1.2.12 Conclusión de la Obra1

Toussaint, La Catedral de México, Porrúa, México, 1973, págs. 69.

El artista que dio fin a la obra de la Catedral de México fue el ilustre escultor y arquitecto don Manuel Tolsá. Había llegado a Nueva España en 1791, como director de escultura de la Real Academia de San Carlos, y así, no es extraño que pronto se haya hecho cargo de la obra de la Catedral. Tolsá, puede decirse toma por su cuenta armonizar el edificio que presentaba tantos aspectos diversos. Desde el punto de vista de la arquitectura su mayor creación fue la cúpula. El cimborrio antiguo, un pesado cimborrio bien característico de nuestro siglo XVII, no podía armonizar con el conjunto de la obra ya terminada sus torres: resultaba demasiado bajo, demasiado pobre, demasiado insignificante. El ilustre valenciano derribó la pesada linternilla del siglo XVII y, utilizando el casquete de la cúpula, le abre un anillo mayor sobre el que edifica una plataforma circular, y sobre esa plataforma levanta una linternilla mucho más alta, desproporcionada con relación a la cúpula, pero en armonía perfecta con el templo. Es indudable que Tolsá tuvo presentes las cúpulas francesas, acaso la misma de los Inválidos de París, para ornamentar la suya.

Los claros del viejo tambor son sustituidos por elegantes ventanas de tipo absolutamente francés, con sus frontones curvilíneos rematados por escudos pontificios, en tanto que dos flameros los flanquean; uno semejante corona el cupulín de la linterna.

Para homogeneizar en lo posible el estilo exterior del templo, el arquitecto recurre a una serie de balaustradas que lo armonizan en el exterior. Dichas balaustradas se encuentran en todos los sitios donde podían ponerse, así en el tambor de la cúpula como en el anillo de la linterna, al igual que en las estructuras angulares que cubren las pechinas, en las cornisas de las tres naves a cada lado, en los cuerpos de las torres, cerrando los campaniles y en el cuerpo central de la fachada.
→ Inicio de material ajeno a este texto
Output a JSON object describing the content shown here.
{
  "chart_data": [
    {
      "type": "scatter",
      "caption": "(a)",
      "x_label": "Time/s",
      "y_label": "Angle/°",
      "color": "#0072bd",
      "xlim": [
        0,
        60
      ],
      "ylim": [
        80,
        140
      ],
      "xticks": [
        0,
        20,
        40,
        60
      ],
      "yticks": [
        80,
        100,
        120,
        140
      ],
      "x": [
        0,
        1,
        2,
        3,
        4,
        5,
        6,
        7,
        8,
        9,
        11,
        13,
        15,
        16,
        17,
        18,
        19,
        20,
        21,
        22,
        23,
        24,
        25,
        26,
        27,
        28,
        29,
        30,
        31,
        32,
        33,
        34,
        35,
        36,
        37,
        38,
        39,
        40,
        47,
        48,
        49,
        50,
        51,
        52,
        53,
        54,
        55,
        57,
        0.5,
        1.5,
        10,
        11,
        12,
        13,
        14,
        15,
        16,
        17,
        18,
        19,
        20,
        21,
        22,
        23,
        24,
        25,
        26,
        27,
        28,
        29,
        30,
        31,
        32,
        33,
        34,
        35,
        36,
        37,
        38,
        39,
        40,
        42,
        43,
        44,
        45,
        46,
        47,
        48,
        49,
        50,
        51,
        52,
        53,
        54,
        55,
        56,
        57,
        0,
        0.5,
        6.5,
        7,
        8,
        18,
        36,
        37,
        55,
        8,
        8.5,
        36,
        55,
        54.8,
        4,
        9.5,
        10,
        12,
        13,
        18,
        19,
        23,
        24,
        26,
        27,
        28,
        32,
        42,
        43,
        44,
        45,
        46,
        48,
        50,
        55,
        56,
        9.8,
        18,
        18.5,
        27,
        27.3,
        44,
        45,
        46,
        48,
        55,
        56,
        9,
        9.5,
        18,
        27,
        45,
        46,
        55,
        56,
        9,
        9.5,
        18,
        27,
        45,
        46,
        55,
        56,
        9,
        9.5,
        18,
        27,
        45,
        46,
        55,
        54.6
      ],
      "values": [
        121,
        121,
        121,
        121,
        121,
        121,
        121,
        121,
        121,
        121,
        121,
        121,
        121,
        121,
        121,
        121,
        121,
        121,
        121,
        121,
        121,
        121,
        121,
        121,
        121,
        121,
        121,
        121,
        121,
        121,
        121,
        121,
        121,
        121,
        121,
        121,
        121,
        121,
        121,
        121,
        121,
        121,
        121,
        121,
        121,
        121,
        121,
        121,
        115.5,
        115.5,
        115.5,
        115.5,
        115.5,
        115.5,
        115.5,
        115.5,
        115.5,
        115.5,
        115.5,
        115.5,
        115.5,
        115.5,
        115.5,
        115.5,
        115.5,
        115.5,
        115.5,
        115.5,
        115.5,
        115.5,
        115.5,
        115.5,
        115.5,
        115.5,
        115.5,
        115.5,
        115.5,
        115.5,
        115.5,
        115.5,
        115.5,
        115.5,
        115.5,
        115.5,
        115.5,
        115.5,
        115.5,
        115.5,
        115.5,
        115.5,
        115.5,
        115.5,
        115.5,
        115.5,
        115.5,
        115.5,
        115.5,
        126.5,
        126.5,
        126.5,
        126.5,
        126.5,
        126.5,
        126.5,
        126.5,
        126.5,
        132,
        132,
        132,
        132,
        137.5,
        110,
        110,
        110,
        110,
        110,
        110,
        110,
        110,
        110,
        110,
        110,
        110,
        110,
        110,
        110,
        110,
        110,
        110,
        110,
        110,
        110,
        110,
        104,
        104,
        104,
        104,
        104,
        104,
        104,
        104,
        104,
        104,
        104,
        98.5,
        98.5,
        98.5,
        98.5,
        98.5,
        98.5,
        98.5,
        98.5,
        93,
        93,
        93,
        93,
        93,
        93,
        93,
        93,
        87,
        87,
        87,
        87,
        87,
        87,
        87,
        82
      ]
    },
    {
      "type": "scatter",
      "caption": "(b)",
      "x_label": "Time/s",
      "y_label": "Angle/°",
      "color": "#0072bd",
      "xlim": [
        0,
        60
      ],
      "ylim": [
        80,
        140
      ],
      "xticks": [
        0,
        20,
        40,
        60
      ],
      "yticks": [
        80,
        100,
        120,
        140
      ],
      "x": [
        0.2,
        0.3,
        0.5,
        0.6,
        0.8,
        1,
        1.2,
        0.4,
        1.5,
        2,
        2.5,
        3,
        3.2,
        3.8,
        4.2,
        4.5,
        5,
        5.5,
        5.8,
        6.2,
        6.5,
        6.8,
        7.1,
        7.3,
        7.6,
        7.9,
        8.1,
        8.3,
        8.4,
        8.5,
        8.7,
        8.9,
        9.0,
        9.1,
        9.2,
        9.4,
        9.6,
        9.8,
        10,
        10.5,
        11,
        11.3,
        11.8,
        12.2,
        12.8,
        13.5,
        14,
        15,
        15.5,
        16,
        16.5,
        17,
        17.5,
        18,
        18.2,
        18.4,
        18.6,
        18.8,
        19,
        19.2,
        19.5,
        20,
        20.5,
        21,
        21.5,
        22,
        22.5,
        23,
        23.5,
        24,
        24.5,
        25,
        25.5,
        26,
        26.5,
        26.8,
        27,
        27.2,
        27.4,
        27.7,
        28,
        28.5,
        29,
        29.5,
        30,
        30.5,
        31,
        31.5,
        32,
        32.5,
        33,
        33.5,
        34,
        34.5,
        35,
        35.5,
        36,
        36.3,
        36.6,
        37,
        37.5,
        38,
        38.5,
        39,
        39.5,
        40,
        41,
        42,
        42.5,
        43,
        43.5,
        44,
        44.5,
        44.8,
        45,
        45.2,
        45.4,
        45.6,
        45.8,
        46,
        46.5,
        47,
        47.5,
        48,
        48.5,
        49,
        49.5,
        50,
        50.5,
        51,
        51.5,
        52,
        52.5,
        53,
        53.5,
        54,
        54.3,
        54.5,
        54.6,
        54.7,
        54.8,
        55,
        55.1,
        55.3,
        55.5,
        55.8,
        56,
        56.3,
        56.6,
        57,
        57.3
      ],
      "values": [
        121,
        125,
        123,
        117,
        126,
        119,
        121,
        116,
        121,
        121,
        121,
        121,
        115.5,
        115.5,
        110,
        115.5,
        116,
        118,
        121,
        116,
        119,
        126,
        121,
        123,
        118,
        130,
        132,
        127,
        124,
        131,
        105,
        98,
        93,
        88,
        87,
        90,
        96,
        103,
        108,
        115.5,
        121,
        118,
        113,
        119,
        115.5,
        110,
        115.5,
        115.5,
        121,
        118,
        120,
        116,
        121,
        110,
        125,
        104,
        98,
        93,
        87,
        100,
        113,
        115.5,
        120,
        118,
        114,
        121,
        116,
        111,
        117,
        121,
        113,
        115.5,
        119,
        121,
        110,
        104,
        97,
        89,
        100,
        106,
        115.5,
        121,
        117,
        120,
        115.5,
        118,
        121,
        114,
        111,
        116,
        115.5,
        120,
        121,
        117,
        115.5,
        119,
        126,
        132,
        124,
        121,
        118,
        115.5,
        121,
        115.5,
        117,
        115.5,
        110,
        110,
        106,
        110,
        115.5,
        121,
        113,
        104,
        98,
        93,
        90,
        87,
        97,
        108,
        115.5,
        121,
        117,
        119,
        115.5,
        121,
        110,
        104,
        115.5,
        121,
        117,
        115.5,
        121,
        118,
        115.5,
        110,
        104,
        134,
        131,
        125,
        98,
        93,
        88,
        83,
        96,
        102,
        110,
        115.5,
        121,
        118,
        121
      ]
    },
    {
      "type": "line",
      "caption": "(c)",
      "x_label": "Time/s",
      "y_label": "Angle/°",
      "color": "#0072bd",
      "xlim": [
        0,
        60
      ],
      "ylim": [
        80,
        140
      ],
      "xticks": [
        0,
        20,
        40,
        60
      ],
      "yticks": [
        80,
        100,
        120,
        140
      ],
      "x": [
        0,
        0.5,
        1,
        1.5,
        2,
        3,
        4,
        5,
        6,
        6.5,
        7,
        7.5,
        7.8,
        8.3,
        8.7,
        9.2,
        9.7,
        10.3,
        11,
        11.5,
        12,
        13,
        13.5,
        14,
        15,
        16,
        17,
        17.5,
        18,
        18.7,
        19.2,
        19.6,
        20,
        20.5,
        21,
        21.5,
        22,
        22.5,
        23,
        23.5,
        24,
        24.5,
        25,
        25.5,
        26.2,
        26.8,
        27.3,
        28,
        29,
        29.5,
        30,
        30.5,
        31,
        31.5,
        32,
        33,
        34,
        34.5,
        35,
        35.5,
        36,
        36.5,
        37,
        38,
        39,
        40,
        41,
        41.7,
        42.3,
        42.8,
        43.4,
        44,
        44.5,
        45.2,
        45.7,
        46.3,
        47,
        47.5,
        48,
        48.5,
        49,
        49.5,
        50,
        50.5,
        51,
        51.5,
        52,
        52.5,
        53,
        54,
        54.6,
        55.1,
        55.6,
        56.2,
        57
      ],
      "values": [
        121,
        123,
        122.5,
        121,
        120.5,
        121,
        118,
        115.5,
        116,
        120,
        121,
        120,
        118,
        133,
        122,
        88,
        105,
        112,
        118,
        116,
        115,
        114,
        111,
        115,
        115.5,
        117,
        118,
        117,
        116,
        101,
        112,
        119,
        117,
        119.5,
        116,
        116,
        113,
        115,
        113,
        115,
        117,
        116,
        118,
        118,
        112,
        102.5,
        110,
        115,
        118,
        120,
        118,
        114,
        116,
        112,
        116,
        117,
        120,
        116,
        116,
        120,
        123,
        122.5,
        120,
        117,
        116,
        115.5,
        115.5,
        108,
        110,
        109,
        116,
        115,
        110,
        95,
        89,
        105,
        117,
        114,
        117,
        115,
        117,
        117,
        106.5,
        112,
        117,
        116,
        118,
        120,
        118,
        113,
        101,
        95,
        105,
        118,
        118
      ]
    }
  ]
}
Aunque de estilo diverso al que se usó en un principio, pues todavía parecen afiliarse al Luis XVI, nadie negará que armonizan perfectamente en el edificio y que le dan un aspecto de elegancia inusitada.

Otro problema para el arquitecto lo constituía la fachada principal de la iglesia: tal como fue concluida, presentaba simplemente un bajo frontón curvilíneo sobre un ático que coronaba la portada central. Tolsá encuentra ésta demasiado baja: sobre el ático primitivo levanta otro cuerpo que abarca sólo el ancho de la nave central, levantando así el frontón y dándole mayor peralte. Sobre el frontón construye una estructura cúbica para el reloj; esa estructura se ve coronada por tres obras maestras de escultura del mismo artífice: la Fe, la Esperanza y la Caridad. Con este cuerpo central obtiene una gran armonía de proporciones, pues trazando líneas del arranque de cada torre hacia la cúspide de la otra, el cuerpo central alcanza perfectamente la intersección de ambas líneas. Después de eso sólo faltaban detalles: las torres se ven ricamente ornamentadas por grandes estatuas, ocho en cada una, hechas por los discípulos del maestro según dibujos realizados por él. Así quedó la Catedral para cuando México alcanzó su independencia. Cuando hagamos la crítica artística te nuestro magno templo, daremos más detalles de los artistas que desarrollaron tales trabajos.

1 Toussaint, La Catedral de México, Porrúa, México, 1973, págs. 69.